Saturday, January 04, 2025

This week in the arXiv: quantum geometry, fluid momentum "tunneling", and pasta sauce

Three papers caught my eye the other day on the arXiv at the start of the new year:

arXiv:2501.00098 - J. Yu et al., "Quantum geometry in quantum materials" - I hope to write up something about quantum geometry soon, but I wanted to point out this nice review even if I haven't done my legwork yet.  The ultrabrief point:  The single-particle electronic states in crystalline solids may be written as Bloch waves, of the form \(u_{n \mathbf{k}}(\mathbf{r}) \exp(i \mathbf{k} \cdot \mathbf{r})\), where the (crystal) momentum is given by \(\hbar \mathbf{k}\) and \(u_{n \mathbf{k}}\) is a function with the real-space periodicity of the crystal lattice and contains an implicit \(\mathbf{k}\) dependence.  You can get very far in understanding solid-state physics without worrying about this, but it turns out that there are a number of very important phenomena that originate from the oft-neglected \(\mathbf{k}\) dependence of \(u_{n \mathbf{k}}\).  These include the anomalous Hall effect, the (intrinsic) spin Hall effect, the orbital Hall effect, etc.  Basically the \(\mathbf{k}\) dependence of \(u_{n \mathbf{k}}\) in the form of derivatives defines an internal "quantum" geometry of the electronic structure.  This review is a look at the consequences of quantum geometry on things like superconductivity, magnetic excitations, excitons, Chern insulators, etc. in quantum materials.

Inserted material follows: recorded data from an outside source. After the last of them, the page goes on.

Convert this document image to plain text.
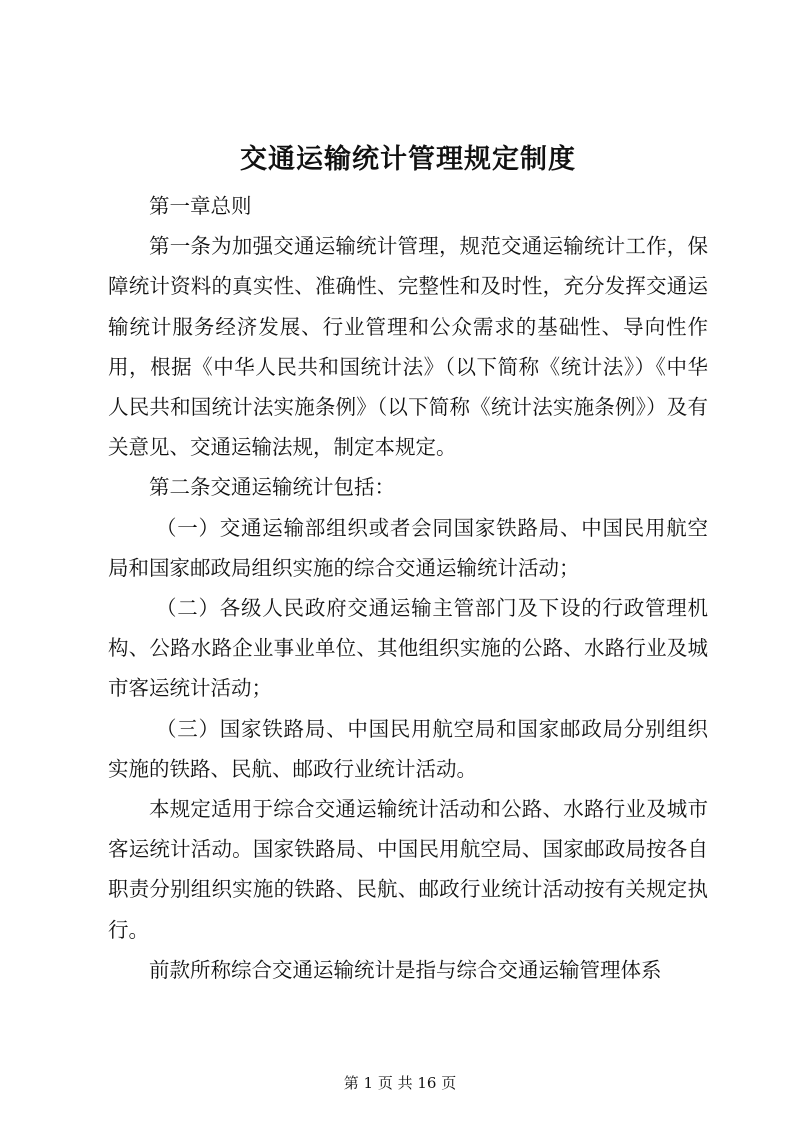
交通运输统计管理规定制度

第一章总则

第一条为加强交通运输统计管理，规范交通运输统计工作，保障统计资料的真实性、准确性、完整性和及时性，充分发挥交通运输统计服务经济发展、行业管理和公众需求的基础性、导向性作用，根据《中华人民共和国统计法》（以下简称《统计法》）《中华人民共和国统计法实施条例》（以下简称《统计法实施条例》）及有关意见、交通运输法规，制定本规定。

第二条交通运输统计包括：

（一）交通运输部组织或者会同国家铁路局、中国民用航空局和国家邮政局组织实施的综合交通运输统计活动；

（二）各级人民政府交通运输主管部门及下设的行政管理机构、公路水路企业事业单位、其他组织实施的公路、水路行业及城市客运统计活动；

（三）国家铁路局、中国民用航空局和国家邮政局分别组织实施的铁路、民航、邮政行业统计活动。

本规定适用于综合交通运输统计活动和公路、水路行业及城市客运统计活动。国家铁路局、中国民用航空局、国家邮政局按各自职责分别组织实施的铁路、民航、邮政行业统计活动按有关规定执行。

前款所称综合交通运输统计是指与综合交通运输管理体系

第 1 页 共 16 页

Fig. 1 from arXiv:2501.01253
arXiv:2501.01253 - B. Coquinot et al., "Momentum tunnelling between nanoscale liquid flows" - In electronic materials there is a phenomenon known as Coulomb drag, in which a current driven through one electronic system (often a 2D electron gas) leads, through Coulomb interactions, to a current in adjacent but otherwise electrically isolated electronic system (say another 2D electron gas separated from the first by a few-nm insulating layer).  This paper argues that there should be a similar-in-spirit phenomenon when a polar liquid (like water) flows on one side of a thin membrane (like one or few-layer graphene, which can support electronic excitations like plasmons) - that this could drive flow of a polar fluid on the other side of the membrane (see figure).  They cast this in the language of momentum tunneling across the membrane, but the point is that it's some inelastic scattering process mediated by excitations in the membrane.  Neat idea.

arXiv:2501.00536 - G. Bartolucci et al., "Phase behavior of Cacio and Pepe sauce" - Cacio e pepe is a wonderful Italian pasta dish with a sauce made from pecorino cheese, pepper, and hot pasta cooking water that contains dissolved starch.  When prepared well, it's incredibly creamy, smooth, and satisfying.  The authors here perform a systematic study of the sauce properties as a function of temperature and starch concentration relative to cheese content, finding the part of parameter space to avoid if you don't want the sauce to "break" (condensing out clumps of cheese-rich material and ruining the sauce texture).  That's cool, but what is impressive is that they are actually able to model the phase stability mathematically and come up with a scientifically justified version of the recipe.  Very fun.